Study: Possible Thin Atmosphere Detected Around Small Trans‑Neptunian Object 2002 XV93
Astronomers say they have detected the first atmosphere around a trans-Neptunian object other than Pluto, reporting a thin gaseous envelope around the distant icy body (612533) 2002 XV93 in a peer-reviewed paper published May 4 in Nature Astronomy.
If confirmed, the finding would challenge long-standing ideas about which worlds in the outer solar system can hold onto atmospheres. But the claim also comes with an important caveat: It is based on a single stellar occultation, a one-time alignment in which the object passed in front of a background star, so independent follow-up will be crucial.
The study, led by Ko Arimatsu of the National Astronomical Observatory of Japan and colleagues at other Japanese institutions, focused on 2002 XV93, a plutino — a class of objects locked in a 2:3 orbital resonance with Neptune, like Pluto. During an occultation on Jan. 10, 2024, observers at multiple sites in Japan watched the star’s light dim as the object crossed in front of it. Positive detections came from Kyoto and Kiso, and a third site in Fukushima recorded a possible gradual drop.

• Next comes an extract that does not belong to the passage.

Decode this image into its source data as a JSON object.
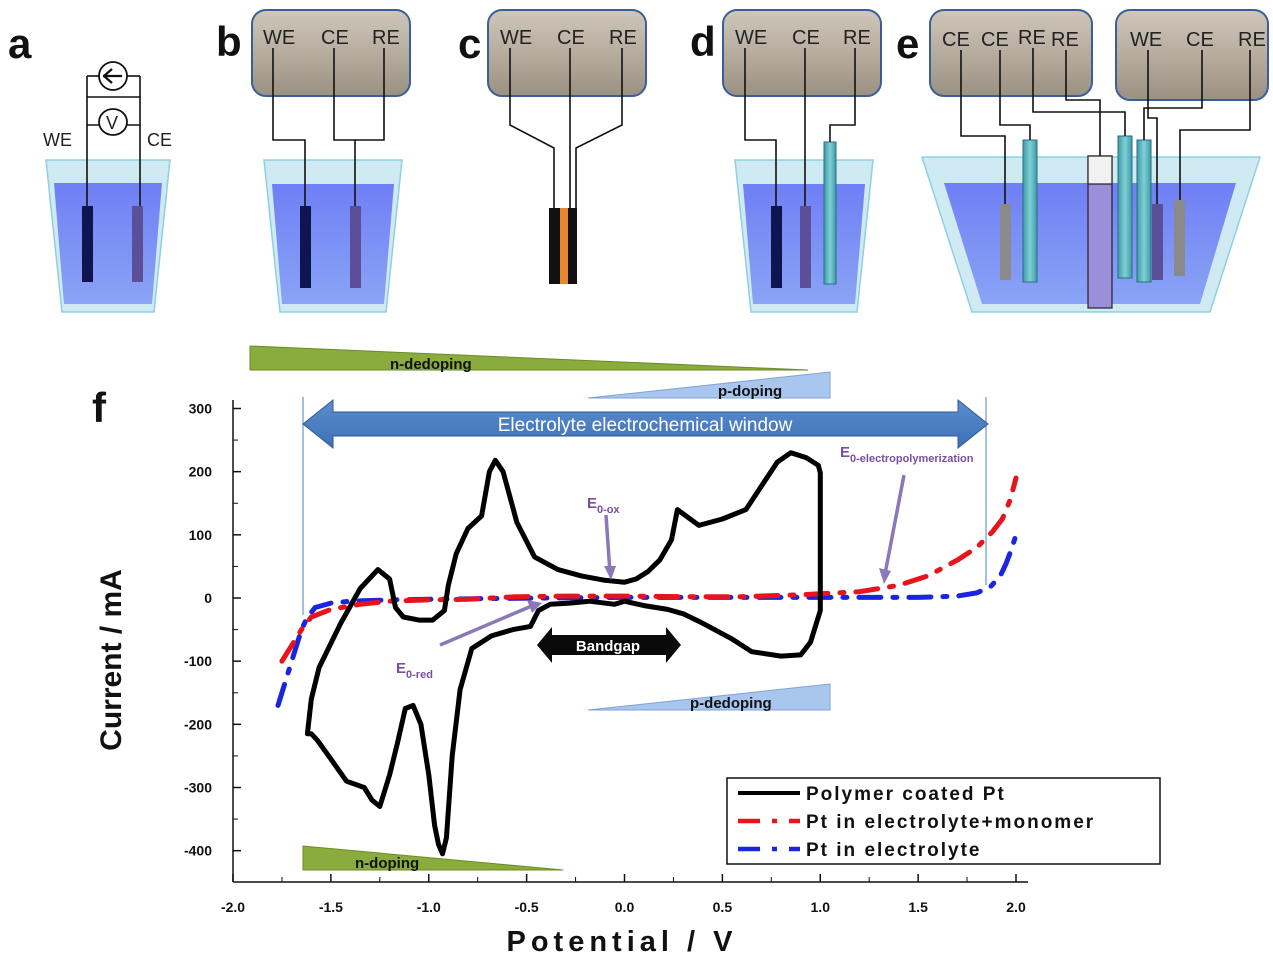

What stood out was not simply that the star disappeared, but how. Instead of the abrupt blink expected if an airless solid body blocked the light, the star faded and recovered more gradually. The researchers interpret that signature as atmospheric refraction, with a tenuous atmosphere bending the starlight. From that signal, they estimated a surface pressure of about 100 to 200 nanobars, or 0.1 to 0.2 microbar.
That is an extraordinarily thin atmosphere by Earth standards, and about 100 times thinner than Pluto’s, according to the paper. Even so, the result is striking because 2002 XV93 is relatively small, about 250 kilometers in radius, or roughly 500 kilometers across.
Stellar occultations are one of the best ways to probe distant small bodies that are too far away and faint to study in detail directly. When an object with no atmosphere passes in front of a star, the light curve typically drops and returns sharply. An atmosphere can smooth out that change because gas around the object refracts the starlight before the solid body fully blocks it.
Until now, Pluto had been the only trans-Neptunian object known to have a substantial atmosphere. Previous occultation studies of larger outer solar system bodies including Eris, Haumea, Makemake and Quaoar found no detectable atmospheres, instead setting upper limits typically in the 1 to 100 nanobar range. That makes the new claim especially provocative: a smaller body appears to show what bigger ones did not.
The authors say that outcome strains existing volatile-retention models, which generally suggested that only the largest and, in some cases, warmest trans-Neptunian objects could preserve atmospheres over time. To explain the apparent gas around 2002 XV93, they suggest it may be transient, perhaps released by ongoing cryovolcanic activity or by a recent impact from a small icy object. Japanese press material accompanying the work said such an atmosphere might survive less than 1,000 years unless it is replenished.
The team also said the raw observations, reduced light curves and model profiles have been deposited on Zenodo, making the result publicly documented and reproducible in principle.
Arimatsu told The Associated Press that “it changes our view of small worlds in the solar system, not only beyond Neptune.” But even supporters stress caution. Alan Stern, the planetary scientist who led NASA’s New Horizons mission to Pluto, told the AP: “This is an amazing development, but it sorely needs independent verification. The implications are profound if verified.”